The Solidarity Dividend is central to Heather McGhee's arguments in the Sum of Us and is a powerful antidote to the scarcity mindset that helps propagate racist thinking, policies, and systems.
The scarcity mindset is the idea that there is only so much to be had. It assumes there is a set amount of a resources ( a pie for example) and that when one person gets a resources (school funding, a job, or a piece of pie) there is less left for everyone.
The solidarity dividend mindset challenges that. By instead asserting that through unified efforts we can actually grow the pie for everyone. And that very often when multiracial groups do come together and work we see that happen.
See some excerpts and examples below from the book:
McGhee: One example of the Solidarity Dividend is the success of the ongoing Fight for $15 movement. It began in 2012, when fast-food workers, mostly Black and brown, walked off the job in New York City to demand a raise from the poverty-level minimum wage of $7.25 an hour to $15 and a union. Within a year, the demand had spread nationwide. In 2014, Seattle became the first city to establish a $15 minimum wage.
Based on cross-racial organizing and led by workers of color, the movement has won a $15 minimum wage in states and cities across the country, and wage increases from giant employers like Walmart, McDonalds, and Amazon, resulting in over $68 billion more in the pockets of 22 million low-paid workers—the majority of whom are white. One white fast-food worker who joined the Fight for $15 told me that organizing side-by-side with Latina and Black workers had changed how she saw the world. “[A]s long as we’re divided, we’re conquered,” she said.

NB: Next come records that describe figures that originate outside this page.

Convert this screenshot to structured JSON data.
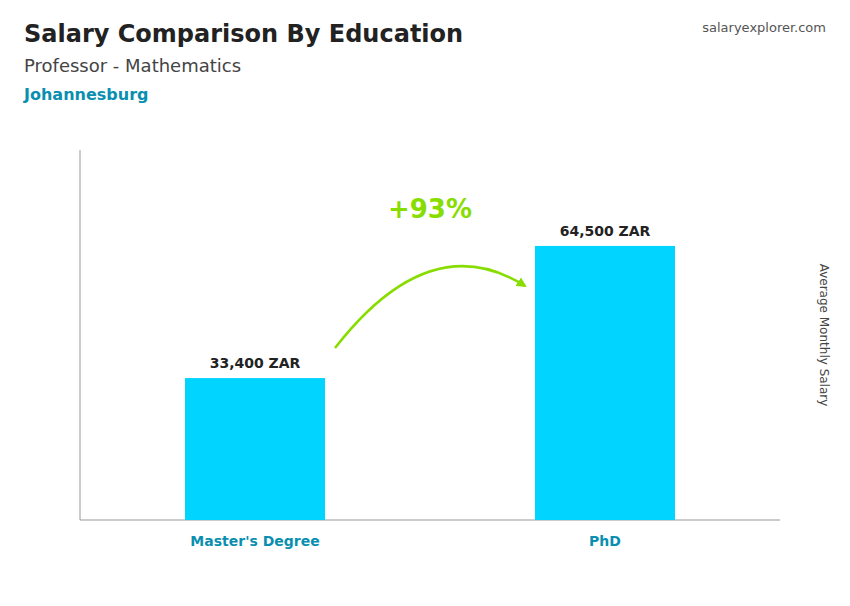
{
  "chart_data": {
    "type": "bar",
    "title": "Salary Comparison By Education",
    "subtitle": "Professor - Mathematics",
    "y_label": "Average Monthly Salary",
    "annotations": [
      {
        "text": "Johannesburg"
      },
      {
        "text": "+93%",
        "color": "#88dd00"
      },
      {
        "text": "salaryexplorer.com"
      }
    ],
    "categories": [
      "Master's Degree",
      "PhD"
    ],
    "values": [
      33400,
      64500
    ],
    "value_labels": [
      "33,400 ZAR",
      "64,500 ZAR"
    ],
    "data_labels": true,
    "color": "#00d4ff",
    "ylim": [
      0,
      87075
    ],
    "grid": false,
    "tick_labels": "x"
  }
}
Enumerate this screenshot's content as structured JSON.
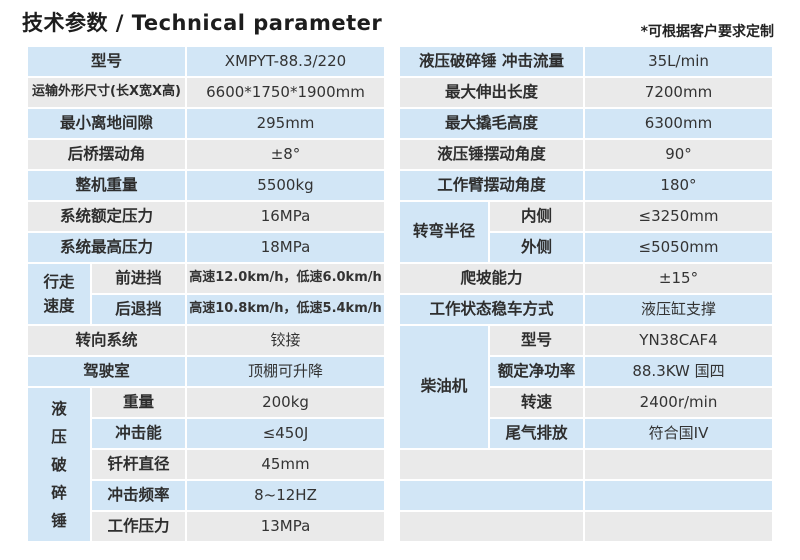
{
  "header": {
    "title": "技术参数 / Technical parameter",
    "note": "*可根据客户要求定制"
  },
  "colors": {
    "row_blue": "#d2e6f6",
    "row_gray": "#eaeaea",
    "text": "#333333"
  },
  "left_table": {
    "rows": [
      {
        "label": "型号",
        "value": "XMPYT-88.3/220"
      },
      {
        "label": "运输外形尺寸(长X宽X高)",
        "value": "6600*1750*1900mm",
        "small_label": true
      },
      {
        "label": "最小离地间隙",
        "value": "295mm"
      },
      {
        "label": "后桥摆动角",
        "value": "±8°"
      },
      {
        "label": "整机重量",
        "value": "5500kg"
      },
      {
        "label": "系统额定压力",
        "value": "16MPa"
      },
      {
        "label": "系统最高压力",
        "value": "18MPa"
      },
      {
        "group": "行走速度",
        "group_rowspan": 2,
        "group_wrap": true,
        "sublabel": "前进挡",
        "value": "高速12.0km/h，低速6.0km/h",
        "small_value": true
      },
      {
        "sublabel": "后退挡",
        "value": "高速10.8km/h，低速5.4km/h",
        "small_value": true
      },
      {
        "label": "转向系统",
        "value": "铰接"
      },
      {
        "label": "驾驶室",
        "value": "顶棚可升降"
      },
      {
        "group": "液压破碎锤",
        "group_rowspan": 5,
        "vertical": true,
        "sublabel": "重量",
        "value": "200kg"
      },
      {
        "sublabel": "冲击能",
        "value": "≤450J"
      },
      {
        "sublabel": "钎杆直径",
        "value": "45mm"
      },
      {
        "sublabel": "冲击频率",
        "value": "8~12HZ"
      },
      {
        "sublabel": "工作压力",
        "value": "13MPa"
      }
    ]
  },
  "right_table": {
    "rows": [
      {
        "label": "液压破碎锤 冲击流量",
        "value": "35L/min"
      },
      {
        "label": "最大伸出长度",
        "value": "7200mm"
      },
      {
        "label": "最大撬毛高度",
        "value": "6300mm"
      },
      {
        "label": "液压锤摆动角度",
        "value": "90°"
      },
      {
        "label": "工作臂摆动角度",
        "value": "180°"
      },
      {
        "group": "转弯半径",
        "group_rowspan": 2,
        "sublabel": "内侧",
        "value": "≤3250mm"
      },
      {
        "sublabel": "外侧",
        "value": "≤5050mm"
      },
      {
        "label": "爬坡能力",
        "value": "±15°"
      },
      {
        "label": "工作状态稳车方式",
        "value": "液压缸支撑"
      },
      {
        "group": "柴油机",
        "group_rowspan": 4,
        "sublabel": "型号",
        "value": "YN38CAF4"
      },
      {
        "sublabel": "额定净功率",
        "value": "88.3KW 国四"
      },
      {
        "sublabel": "转速",
        "value": "2400r/min"
      },
      {
        "sublabel": "尾气排放",
        "value": "符合国IV"
      },
      {
        "label": "",
        "value": ""
      },
      {
        "label": "",
        "value": ""
      },
      {
        "label": "",
        "value": ""
      }
    ]
  }
}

McGhee: I was moved by the Solidarity Dividend that reinvigorated the town of Lewiston, Maine, which had lost factories, jobs, and residents in the 1970s. In the 1990s, refugees from African countries began to fill Lewiston’s vacant apartments, storefronts, and classrooms, expanding the town’s tax base.
For white retiree Cecile Thornton, the refugees brought a new sense of community. Her parents had been French-speaking Canadian immigrants. In Cecile’s youth, “Francos” were mocked, so she stopped speaking French; by the time she was in her 60s, she had mostly forgotten how. Feeling lonely, Cecile visited a French Club in town. She was shocked to find that she was the only white person there; she had no idea that French-speaking Africans lived in Lewiston. Cecile told me that she “fell in love” with the refugee community. She helped new arrivals get settled, and helped elderly white Mainers from French-Canadian backgrounds connect with their new Black neighbors who spoke what had once been their mother tongue.
McGhee: Richmond, California is dominated by a massive Chevron refinery and dotted with toxic industrial sites. Due to prevailing winds, North Richmond, which is 97 percent people of color, seems to receive most of the airborne pollution, and has disproportionately high rates of cancer and asthma. But when I examined the data, the nearby neighborhood of Point Richmond—predominantly white and wealthy—recorded about the same amount of toxins in the air.
Chevron controlled Richmond’s city council, so the only way for residents to have a say was for activists representing different ethnic communities to join together, which they did in the early 2000s. Today a multi-racial coalition has elected progressives to the city council and a Green Party mayor, blocked Chevron from a major plant expansion, and won community benefits that include a 60-acre solar energy field owned by the public. Richmond’s Solidarity Dividend has resulted in reduced pollution, new jobs, and the chance for better health for everyone.